Two students awarded DOE graduate student research fellowships

Two PhD students in chemistry from the University of Illinois Chicago are recipients of the U.S. Department of Energy’s Office of Science Graduate Student Research Award to conduct part of their thesis work for one year at a national laboratory.

Megan Murphy, UIC Ph.D. student in chemistry
Megan Murphy
Gabriel Parker, UIC Ph.D. chemistry student
Gabriel Parker

Megan Murphy and Gabriel Parker are among 80 graduate students representing 27 states selected for supplemental funding and the opportunity to advance their overall doctoral research and training through access to the expertise and resources available at DOE national laboratories.

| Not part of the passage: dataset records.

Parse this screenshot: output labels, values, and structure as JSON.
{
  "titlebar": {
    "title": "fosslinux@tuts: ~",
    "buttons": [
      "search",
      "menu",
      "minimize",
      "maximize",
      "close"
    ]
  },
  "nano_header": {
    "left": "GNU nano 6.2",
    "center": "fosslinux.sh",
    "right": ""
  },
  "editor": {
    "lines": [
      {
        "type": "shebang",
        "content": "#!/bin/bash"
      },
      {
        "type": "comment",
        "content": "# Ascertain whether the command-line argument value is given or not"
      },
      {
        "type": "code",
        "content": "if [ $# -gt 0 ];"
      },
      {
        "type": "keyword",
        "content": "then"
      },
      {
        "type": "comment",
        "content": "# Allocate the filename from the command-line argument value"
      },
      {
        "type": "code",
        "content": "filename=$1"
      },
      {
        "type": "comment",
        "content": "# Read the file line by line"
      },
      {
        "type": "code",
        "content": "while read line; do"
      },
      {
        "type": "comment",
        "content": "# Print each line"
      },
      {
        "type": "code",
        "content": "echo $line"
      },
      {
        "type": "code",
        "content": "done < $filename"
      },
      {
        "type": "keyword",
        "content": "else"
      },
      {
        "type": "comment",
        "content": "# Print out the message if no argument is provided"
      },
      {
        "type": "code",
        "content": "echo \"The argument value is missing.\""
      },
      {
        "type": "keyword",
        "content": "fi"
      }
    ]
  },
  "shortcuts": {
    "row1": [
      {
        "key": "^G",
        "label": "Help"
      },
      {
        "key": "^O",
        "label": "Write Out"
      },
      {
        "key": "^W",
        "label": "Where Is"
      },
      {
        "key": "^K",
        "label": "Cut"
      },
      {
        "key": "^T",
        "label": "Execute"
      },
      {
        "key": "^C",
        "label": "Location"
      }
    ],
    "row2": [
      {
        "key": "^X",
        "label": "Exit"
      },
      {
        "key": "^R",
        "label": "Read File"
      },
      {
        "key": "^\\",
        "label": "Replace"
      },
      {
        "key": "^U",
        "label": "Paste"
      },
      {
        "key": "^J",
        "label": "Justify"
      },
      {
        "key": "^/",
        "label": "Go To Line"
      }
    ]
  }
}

Murphy, who works in the lab of Jordi Cabana, UIC professor of chemistry, has research interests involving the synthesis and characterization of solid electrolyte materials. The fellowship will support her research at Argonne National Laboratory on X-ray synchrotron studies of energy storage systems.

Parker, who works with Luke Hanley, UIC professor of chemistry and College of Liberal Arts and Sciences distinguished professor, studies biofilm interactions on organic and inorganic material using laser-based mass spectrometry. His fellowship will be based at Pacific Northwest National Laboratory, where he will work to develop new strategies for mass spectrometry bioimaging of plant-microbiome metabolomic response.

“For decades, DOE has cultivated the expertise to meet the nation’s greatest scientific challenges. Now more than ever, we need to invest in a diverse, talented pipeline of scientists, engineers, and entrepreneurs who will be the future science and innovation leaders of this country,” Under Secretary of Science and Innovation Geraldine Richmond said. “I’m thrilled these outstanding students will help us tackle critical research at our labs, and I know their futures are bright.”